Munsil leapfrogs back and forth in time from Gage’s tale to a parallel story: the modern-day experiences of Helen Harlow (Kassianni Austin). She’s a newly hatched neuropsychologist who happens to be related to the country doctor who treated Gage. Harlow, starting her new job teaching at a college, is also a mess — she’s a depressive 33-year-old virgin who once attempted suicide. She knows a lot about how the brain works but has precious little insight into her own dysfunctional life.

Helen lives in a student boarding house, where she meets Finlay (Thomas Miller), a cheerful slacker who likes beer … and Helen. Their fractious relationship functions as a romantic comedy, presumably to offset the morbidity of Gage’s tale.

Munsil poses the question: What makes us who we are? And beyond nature, to what extent do outside influences play a role? On one hand, we have poor Gage, trying to cope with catastrophic brain injuries.

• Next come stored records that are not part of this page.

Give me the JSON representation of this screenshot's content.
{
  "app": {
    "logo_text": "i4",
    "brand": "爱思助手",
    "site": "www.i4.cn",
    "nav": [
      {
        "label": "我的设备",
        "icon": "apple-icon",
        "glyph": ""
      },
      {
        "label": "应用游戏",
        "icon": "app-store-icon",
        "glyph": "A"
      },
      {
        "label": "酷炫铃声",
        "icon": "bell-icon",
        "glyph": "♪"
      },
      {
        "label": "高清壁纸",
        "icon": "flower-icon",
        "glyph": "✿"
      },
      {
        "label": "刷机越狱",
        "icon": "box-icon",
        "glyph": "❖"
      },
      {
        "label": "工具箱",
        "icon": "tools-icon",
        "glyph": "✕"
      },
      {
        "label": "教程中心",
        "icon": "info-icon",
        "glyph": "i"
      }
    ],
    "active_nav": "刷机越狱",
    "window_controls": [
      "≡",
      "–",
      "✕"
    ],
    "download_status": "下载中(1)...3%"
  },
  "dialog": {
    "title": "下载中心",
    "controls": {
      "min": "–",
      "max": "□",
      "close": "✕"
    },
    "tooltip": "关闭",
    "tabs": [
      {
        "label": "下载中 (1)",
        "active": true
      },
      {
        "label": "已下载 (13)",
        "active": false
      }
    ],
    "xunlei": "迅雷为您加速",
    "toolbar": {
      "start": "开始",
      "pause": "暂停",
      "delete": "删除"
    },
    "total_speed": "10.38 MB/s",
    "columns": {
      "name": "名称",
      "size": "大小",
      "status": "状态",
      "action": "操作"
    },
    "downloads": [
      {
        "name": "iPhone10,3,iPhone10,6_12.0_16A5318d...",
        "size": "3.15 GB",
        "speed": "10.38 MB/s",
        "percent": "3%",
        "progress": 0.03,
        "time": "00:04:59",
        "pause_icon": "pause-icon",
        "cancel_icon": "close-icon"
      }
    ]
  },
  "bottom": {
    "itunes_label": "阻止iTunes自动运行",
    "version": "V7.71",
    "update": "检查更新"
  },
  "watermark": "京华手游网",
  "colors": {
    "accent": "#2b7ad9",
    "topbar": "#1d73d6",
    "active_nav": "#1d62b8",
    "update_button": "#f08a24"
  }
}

Meanwhile, Harlow — desperate to feel better and “normal” — experiments with a Soma-like pill that makes her more cheerful than Kelly Ripa at a baby koala’s birthday party.

Shakespeare’s Hamlet surfaces as a central theme in That Elusive Spark. The references are plentiful. Harlow ostentatiously owns a human skull as a memento mori. Her father was a celebrated academic who specialized in Hamlet.

Quotes from Hamlet pop up relentlessly. For instance, Gage offers a snippet from Polonius’s “To thine own self be true” speech. A modern-day character plays Ophelia in a college production of Hamlet, and an old-timey character (both are played by Lianne Coates) dies an Ophelia-like death.

The success of the Hamlet counterpoint within the orchestration of That Elusive Spark is debatable. When it comes to searching for one’s true identity and purpose, it’s true the character of Hamlet ranks as a shining star. Yet at times, the Shakespearean subtext of this play has a self-conscious, rather tacked-on quality.

It’s an extremely complex work, much more ambitious in terms of structure than Munsil’s early plays, such as Emphysema and The Ugly Duchess.

Interestingly, That Elusive Spark bears a passing resemblance to David Auburn’s Proof (2000), another complicated drama. In that play — also replete with flashbacks — a gifted, troubled young woman grapples with her mental health and a conflicted love interest while operating in the shadow of her celebrated deceased father.

Making her directorial debut at Langham Court Theatre, Mercedes Bátiz Benét struggles to render That Elusive Spark into a coherent whole. The play features short, snapshot-style scenes that, on Thursday night, seemed clunky, with overly long gaps between each.

There is also a problem with the production’s overall tone. Some acting in contemporary scenes employed a broad, sitcom style seemingly at odds with the rest of the show, particularly the historical sequences.

It’s a challenge to create a set for That Elusive Spark given that it pole-vaults between time periods. Jason Vikse opted for a sparse, functional look. Unfortunately, it’s dominated by a curious-looking cylindrical black object that I initially though was the base of a giant palm tree or an industrial waste chute.

This is, it turns out, a giant tamping rod. Part of the problem is that it’s very poorly lit. Indeed, inadequate lighting dogs the production throughout.

Austin captured Helen Harlow’s brittle fretfulness, although she struggles to make her an empathetic character. Thomas Miller did well as her love interest Finlay, nicely portraying a floppy-haired doofus while also showing the character’s conflicted side.

As Phineas Gage, Trevor Hinton had strong moments, despite being saddled with an unfortunate wig. His most convincing turn, however, was the short sequence in which he’s a student playing Hamlet.

The most enjoyable piece of acting of the night was Christopher Mackie’s clever comic turn as an uber-happy physician on antidepressants. Mackie also did well as a phrenologist determined to capitalize on Gage’s misfortune.

That Elusive Spark continues at Langham Court Theatre to March 16.